“10 tips to lose fat, today!”, “15 tricks to beat the winter bloat!”, “8 secrets to a six-pack!”, “The reason your donkey escaped (even though you gave him plenty of hay)!”
You don’t need more information.
If the snippets of more information is all you needed we would all be walking around at sub-10 body fat, self-esteem popping through the eyeballs. And we’d all live in expensive model homes with zero credit card debt.
But the solution to our problems is not a greatest hits compilation of tips, tricks and secrets. And if the greatest hits – approach was all you needed you didn’t have a true problem.
Why tips, tricks and secrets don’t work with real problems
To struggle with something for a long time means that the issue multilayered. Otherwise you would’ve already implemented a solution and moved on to another, more pressing problem.

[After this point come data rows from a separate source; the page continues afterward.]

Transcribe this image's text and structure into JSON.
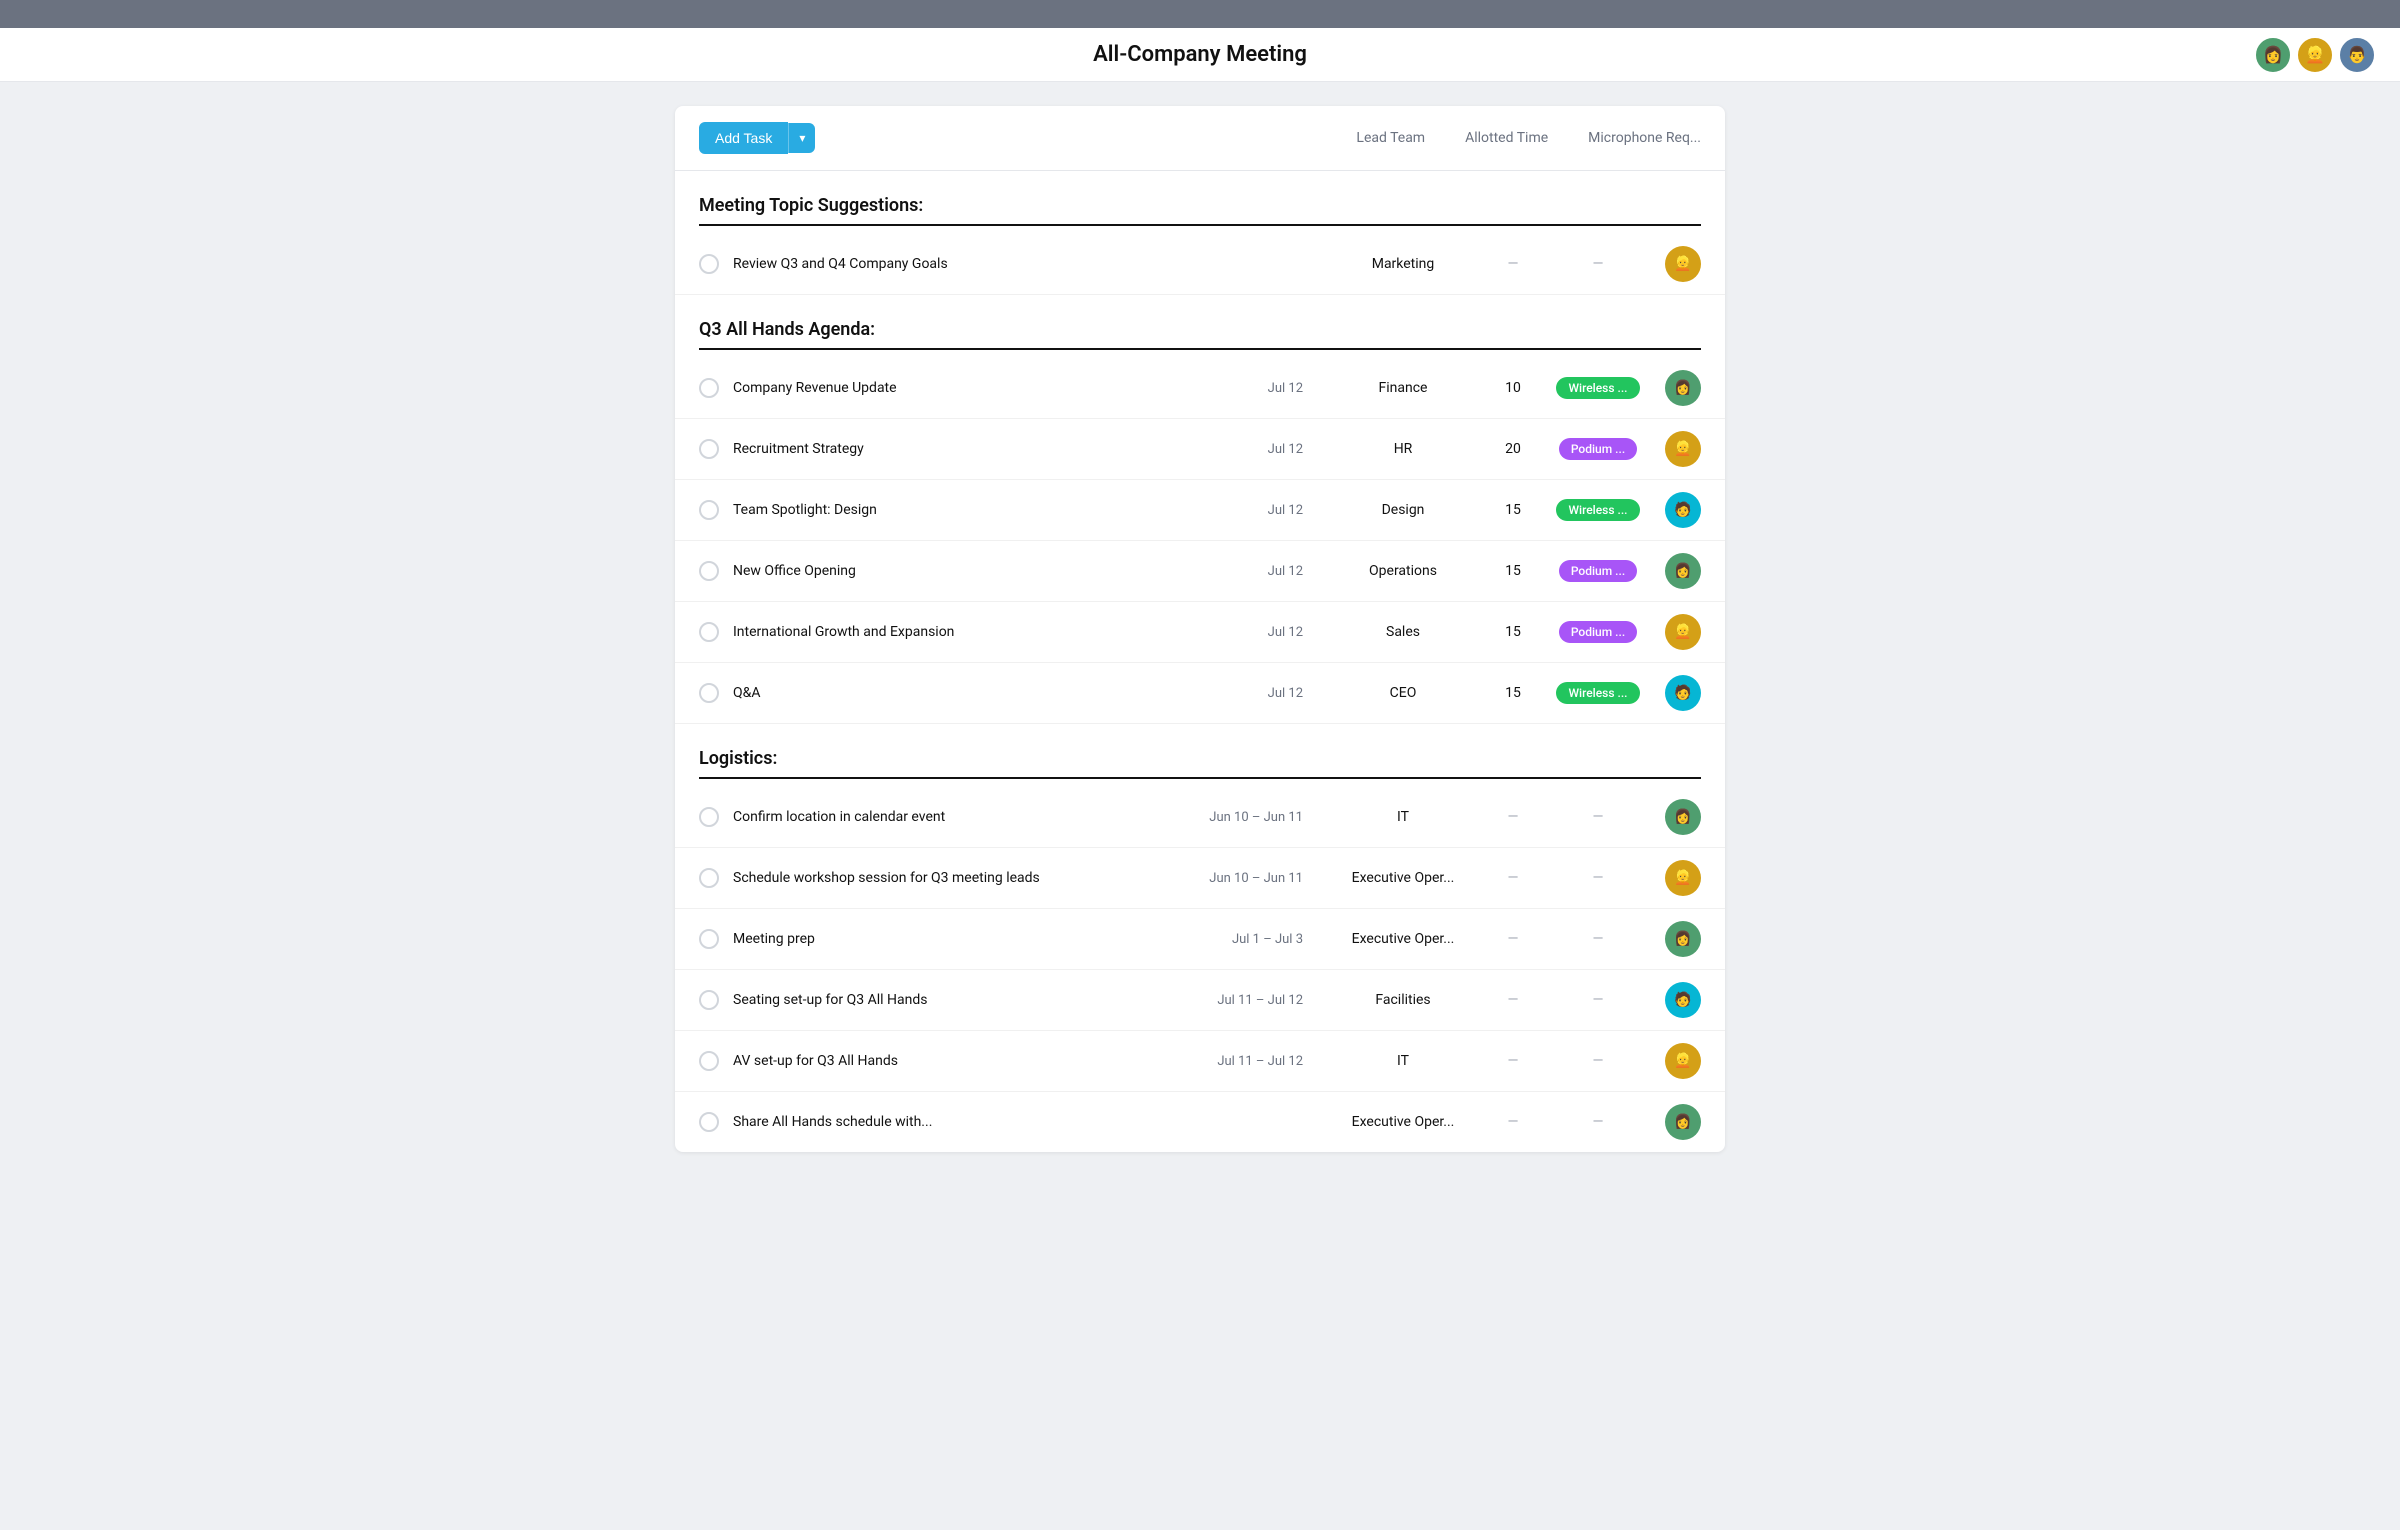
{
  "topbar": {},
  "header": {
    "title": "All-Company Meeting",
    "avatars": [
      {
        "id": "avatar-1",
        "color": "#4f9e6f",
        "emoji": "👩"
      },
      {
        "id": "avatar-2",
        "color": "#d4a017",
        "emoji": "👱"
      },
      {
        "id": "avatar-3",
        "color": "#5b7fa6",
        "emoji": "👨"
      }
    ]
  },
  "toolbar": {
    "add_task_label": "Add Task",
    "columns": [
      {
        "id": "lead-team",
        "label": "Lead Team"
      },
      {
        "id": "allotted-time",
        "label": "Allotted Time"
      },
      {
        "id": "microphone-req",
        "label": "Microphone Req..."
      }
    ]
  },
  "sections": [
    {
      "id": "meeting-topic-suggestions",
      "title": "Meeting Topic Suggestions:",
      "tasks": [
        {
          "id": "task-1",
          "name": "Review Q3 and Q4 Company Goals",
          "date": "",
          "team": "Marketing",
          "time": null,
          "mic": null,
          "avatarColor": "#d4a017",
          "avatarEmoji": "👱"
        }
      ]
    },
    {
      "id": "q3-all-hands",
      "title": "Q3 All Hands Agenda:",
      "tasks": [
        {
          "id": "task-2",
          "name": "Company Revenue Update",
          "date": "Jul 12",
          "team": "Finance",
          "time": 10,
          "mic": "Wireless ...",
          "micColor": "green",
          "avatarColor": "#4f9e6f",
          "avatarEmoji": "👩"
        },
        {
          "id": "task-3",
          "name": "Recruitment Strategy",
          "date": "Jul 12",
          "team": "HR",
          "time": 20,
          "mic": "Podium ...",
          "micColor": "purple",
          "avatarColor": "#d4a017",
          "avatarEmoji": "👱"
        },
        {
          "id": "task-4",
          "name": "Team Spotlight: Design",
          "date": "Jul 12",
          "team": "Design",
          "time": 15,
          "mic": "Wireless ...",
          "micColor": "cyan",
          "avatarColor": "#06b6d4",
          "avatarEmoji": "🧑"
        },
        {
          "id": "task-5",
          "name": "New Office Opening",
          "date": "Jul 12",
          "team": "Operations",
          "time": 15,
          "mic": "Podium ...",
          "micColor": "purple",
          "avatarColor": "#4f9e6f",
          "avatarEmoji": "👩"
        },
        {
          "id": "task-6",
          "name": "International Growth and Expansion",
          "date": "Jul 12",
          "team": "Sales",
          "time": 15,
          "mic": "Podium ...",
          "micColor": "purple",
          "avatarColor": "#d4a017",
          "avatarEmoji": "👱"
        },
        {
          "id": "task-7",
          "name": "Q&A",
          "date": "Jul 12",
          "team": "CEO",
          "time": 15,
          "mic": "Wireless ...",
          "micColor": "cyan",
          "avatarColor": "#06b6d4",
          "avatarEmoji": "🧑"
        }
      ]
    },
    {
      "id": "logistics",
      "title": "Logistics:",
      "tasks": [
        {
          "id": "task-8",
          "name": "Confirm location in calendar event",
          "date": "Jun 10 – Jun 11",
          "team": "IT",
          "time": null,
          "mic": null,
          "avatarColor": "#4f9e6f",
          "avatarEmoji": "👩"
        },
        {
          "id": "task-9",
          "name": "Schedule workshop session for Q3 meeting leads",
          "date": "Jun 10 – Jun 11",
          "team": "Executive Oper...",
          "time": null,
          "mic": null,
          "avatarColor": "#d4a017",
          "avatarEmoji": "👱"
        },
        {
          "id": "task-10",
          "name": "Meeting prep",
          "date": "Jul 1 – Jul 3",
          "team": "Executive Oper...",
          "time": null,
          "mic": null,
          "avatarColor": "#4f9e6f",
          "avatarEmoji": "👩"
        },
        {
          "id": "task-11",
          "name": "Seating set-up for Q3 All Hands",
          "date": "Jul 11 – Jul 12",
          "team": "Facilities",
          "time": null,
          "mic": null,
          "avatarColor": "#06b6d4",
          "avatarEmoji": "🧑"
        },
        {
          "id": "task-12",
          "name": "AV set-up for Q3 All Hands",
          "date": "Jul 11 – Jul 12",
          "team": "IT",
          "time": null,
          "mic": null,
          "avatarColor": "#d4a017",
          "avatarEmoji": "👱"
        },
        {
          "id": "task-13",
          "name": "Share All Hands schedule with...",
          "date": "",
          "team": "Executive Oper...",
          "time": null,
          "mic": null,
          "avatarColor": "#4f9e6f",
          "avatarEmoji": "👩"
        }
      ]
    }
  ]
}
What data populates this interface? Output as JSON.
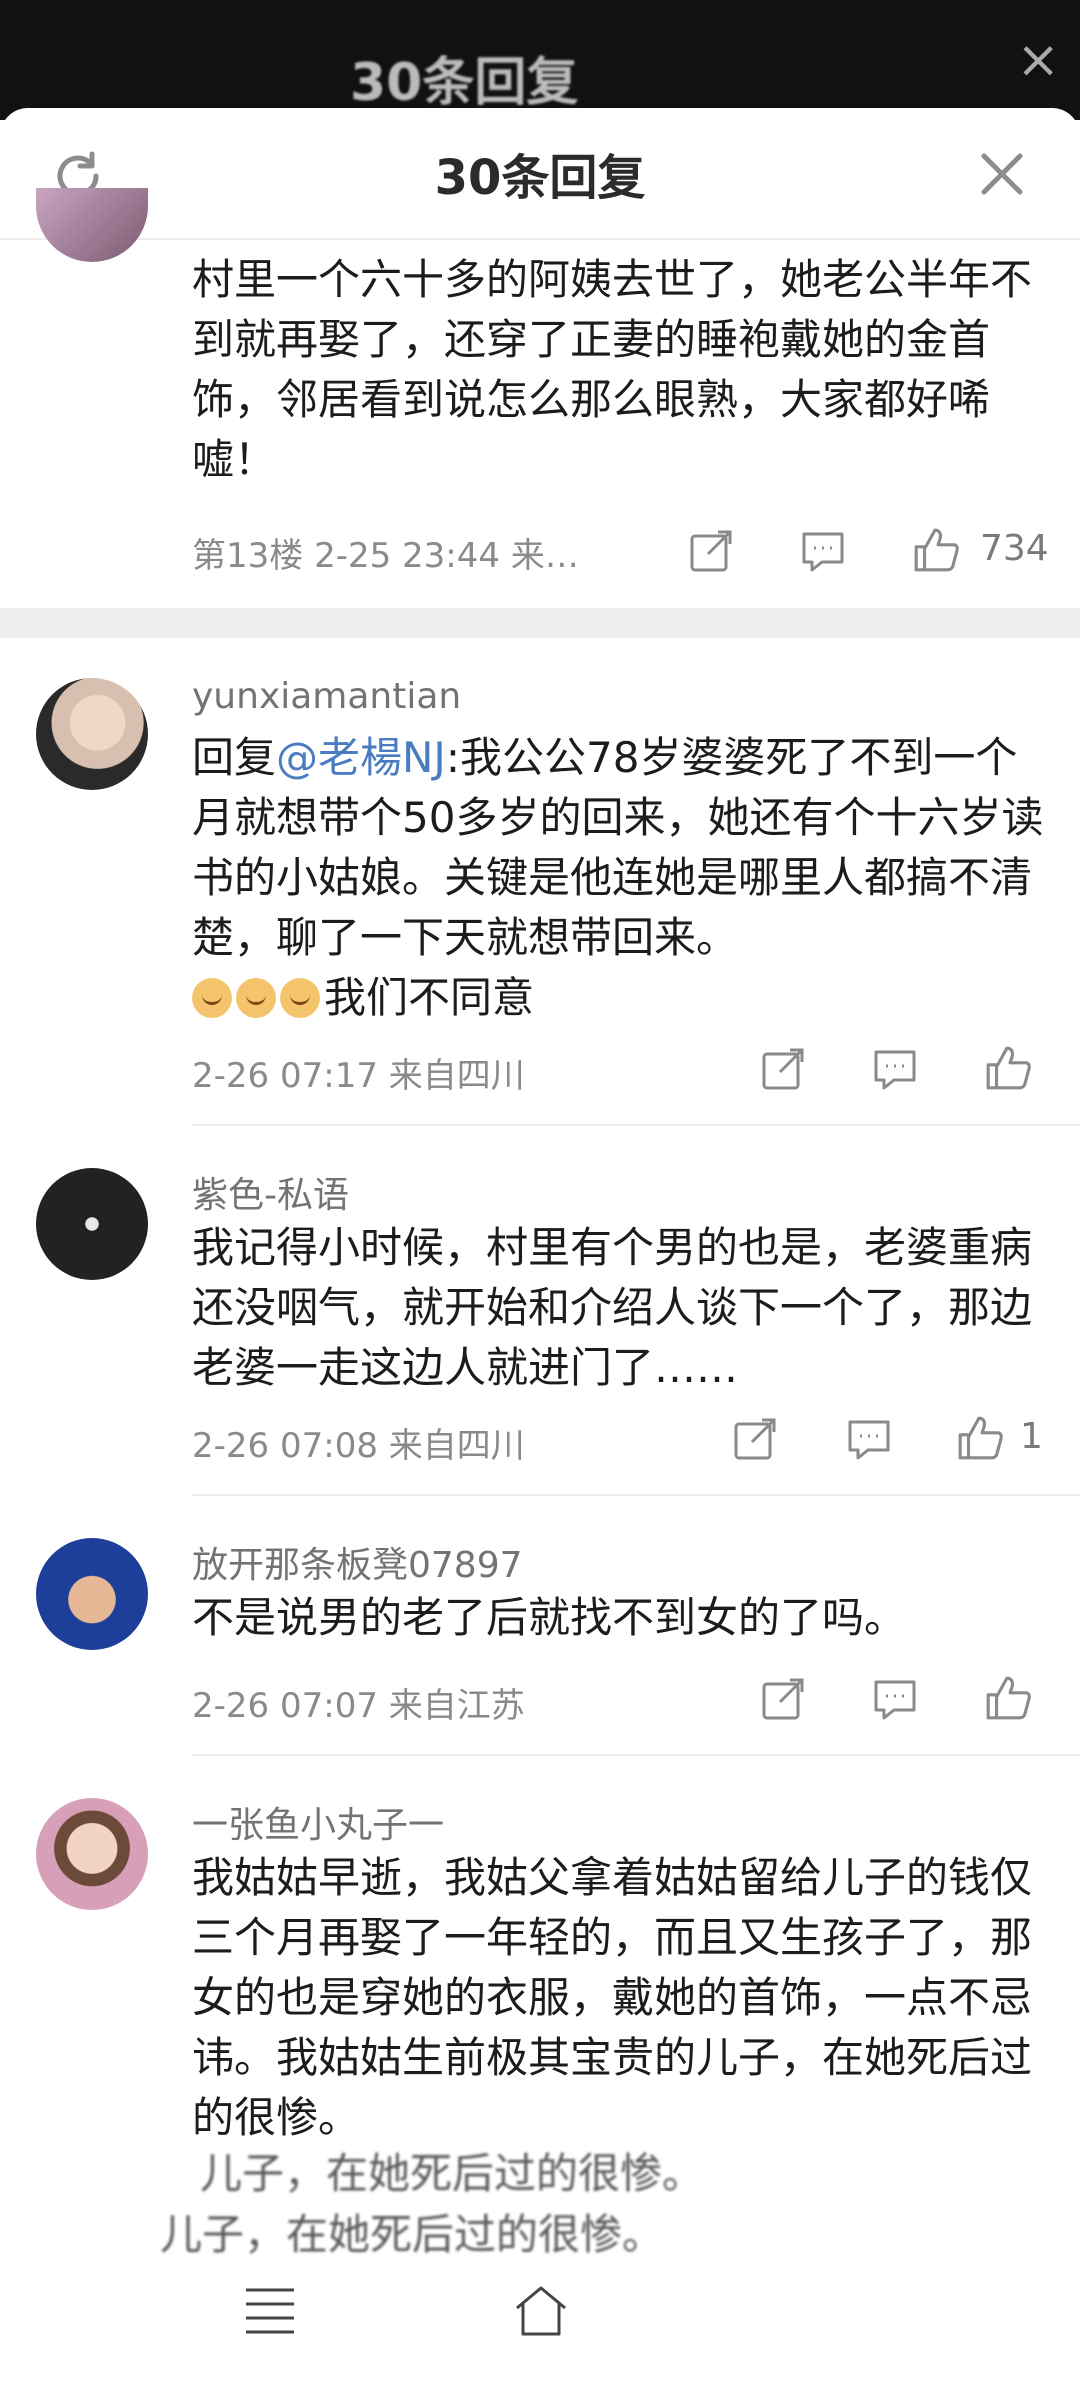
{
  "sheet": {
    "title": "30条回复",
    "ghost_title": "30条回复"
  },
  "comments": [
    {
      "text": "村里一个六十多的阿姨去世了，她老公半年不到就再娶了，还穿了正妻的睡袍戴她的金首饰，邻居看到说怎么那么眼熟，大家都好唏嘘！",
      "meta": "第13楼  2-25 23:44  来…",
      "likes": "734"
    },
    {
      "username": "yunxiamantian",
      "reply_prefix": "回复",
      "mention": "@老楊NJ",
      "text_after_mention": ":我公公78岁婆婆死了不到一个月就想带个50多岁的回来，她还有个十六岁读书的小姑娘。关键是他连她是哪里人都搞不清楚，聊了一下天就想带回来。",
      "emoji_suffix": "我们不同意",
      "meta": "2-26 07:17  来自四川"
    },
    {
      "username": "紫色-私语",
      "text": "我记得小时候，村里有个男的也是，老婆重病还没咽气，就开始和介绍人谈下一个了，那边老婆一走这边人就进门了……",
      "meta": "2-26 07:08  来自四川",
      "likes": "1"
    },
    {
      "username": "放开那条板凳07897",
      "text": "不是说男的老了后就找不到女的了吗。",
      "meta": "2-26 07:07  来自江苏"
    },
    {
      "username": "一张鱼小丸子一",
      "text": "我姑姑早逝，我姑父拿着姑姑留给儿子的钱仅三个月再娶了一年轻的，而且又生孩子了，那女的也是穿她的衣服，戴她的首饰，一点不忌讳。我姑姑生前极其宝贵的儿子，在她死后过的很惨。"
    }
  ],
  "bottom_ghost": {
    "line1": "儿子，在她死后过的很惨。",
    "line2": "儿子，在她死后过的很惨。"
  },
  "colors": {
    "mention": "#4a7cc1",
    "meta": "#8a8a8a",
    "divider": "#ececec"
  },
  "icons": [
    "refresh-icon",
    "close-icon",
    "share-icon",
    "comment-icon",
    "like-icon",
    "menu-icon",
    "home-icon"
  ]
}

Your solution isn’t knowing how many reps and sets to do. It’s not even knowing the exact number of calories you should eat. And it most definitely isn’t about the coolest new exercises on Instagram. These are quick fixes.
Quick fixes and popular solutions are the opposite of complicated and multilayered. They’re shallow. And to those who lack the deeper context, or the willingness to find it, these solutions are meaningless.
Quick fixes and already digested information gives you everything on a silver platter. It’s fun and easy information that goes straight through you with nothing left to hold on.
Fun and easy doesn’t make you think
When Bruce Springsteen first released his mega hit Born in the USA people interpreted it as a patriotic song about America. Catchy chorus that everyone could chant in unison. Reagan mentioned Springsteen in a speech and Chrysler offered him $12 million to use the song in an ad (he turned Chrysler down).
Everyone was contradicting the message in the song and only few understood that Springsteen was casting a shameful view on his own country by writing about the problems Vietnam veterans faced when returning home.*
But the 80’s production of the song made it marketable, fun and easy to consume, which meant that most of the audience were oblivious to the message.
And some willingly ignore it…
To get the message across Springsteen started his 2003 concert in Helsinki with a stripped-down, acoustic version of the same song (Iraq War had started in March that year). This time The E Street Band didn’t dress up the message with synthesizer and sing-along chorus.
So the audience who had waited years to see Bruuuuuuuuuuce! rip it up in Helsinki had to embrace the song and contemplate the meaning in the lyrics. Or, if you only came to hear the greatest hits and the fun and easy sing-along choruses, you went to refill your beer.
This doesn’t mean that the greatest hits don’t have meaning. But even the most meaningful shit loses its message once produced for what the people want.
To like what’s popular, fun and easy requires minimal effort in your part. Thus a meaningful change never comes from anything that’s made convenient to consume.
Convenience doesn’t lead to lasting change
You won’t remember that convenient instant coffee you had from a paper cup while checking your emails and rushing to work. But you will remember the single origin slow-drip filtered coffee you had while sitting at a cafe, deep in your thoughts.
That convenient two minute microwave meal you had while watching TV won’t leave a permanent memory stain on your tongue. But the three hour stew cooked with love (even if by a vegetarian) will be with you forever.
Those convenient 9.5 seconds in the bedroom are unlikely to be in your highlight reel for the rest of your life. But that romantic weekend getaway is burned on your retinas for years to come.
How often do you cultivate boredom?
We lack the patience and discipline to stay still and to immerse ourselves in topics that require deep thinking and self-searching. The world has conditioned us to hate boredom as we have unlimited access to entertainment.
Today’s average social-media-whoring-human’s attention span is somewhere along the same spectrum with a donkey lost in thought. When was the last time you felt bored, confused, or stuck and didn’t reach for the phone?
And so, this combination of lack of resiliency to deal with boredom and the influx of greatest hits information gives us the illusion of a solution.
Here’s how to start solving your problems
Fixing a problem requires you to go deep, to immerse yourself in the issue. Live it, breathe it in, take notes and have the patience to uncover some deep shit. Shit that will make you more uncomfortable than expecting to hear Hole in The Sky at a Justin Bieber concert.
Break your illusions. Acknowledge that the solutions you need are never in the easily digested greatest hits.
Deep thinking, feeling uncomfortable, asking questions and being willing to embrace boredom is the antidote to complicated issues. And because it requires listening to the deep cuts while ignoring greatest hits, only the few will succeed.
Also, the donkey escaped because it got sick of being straddled like a pony. Feelings, man.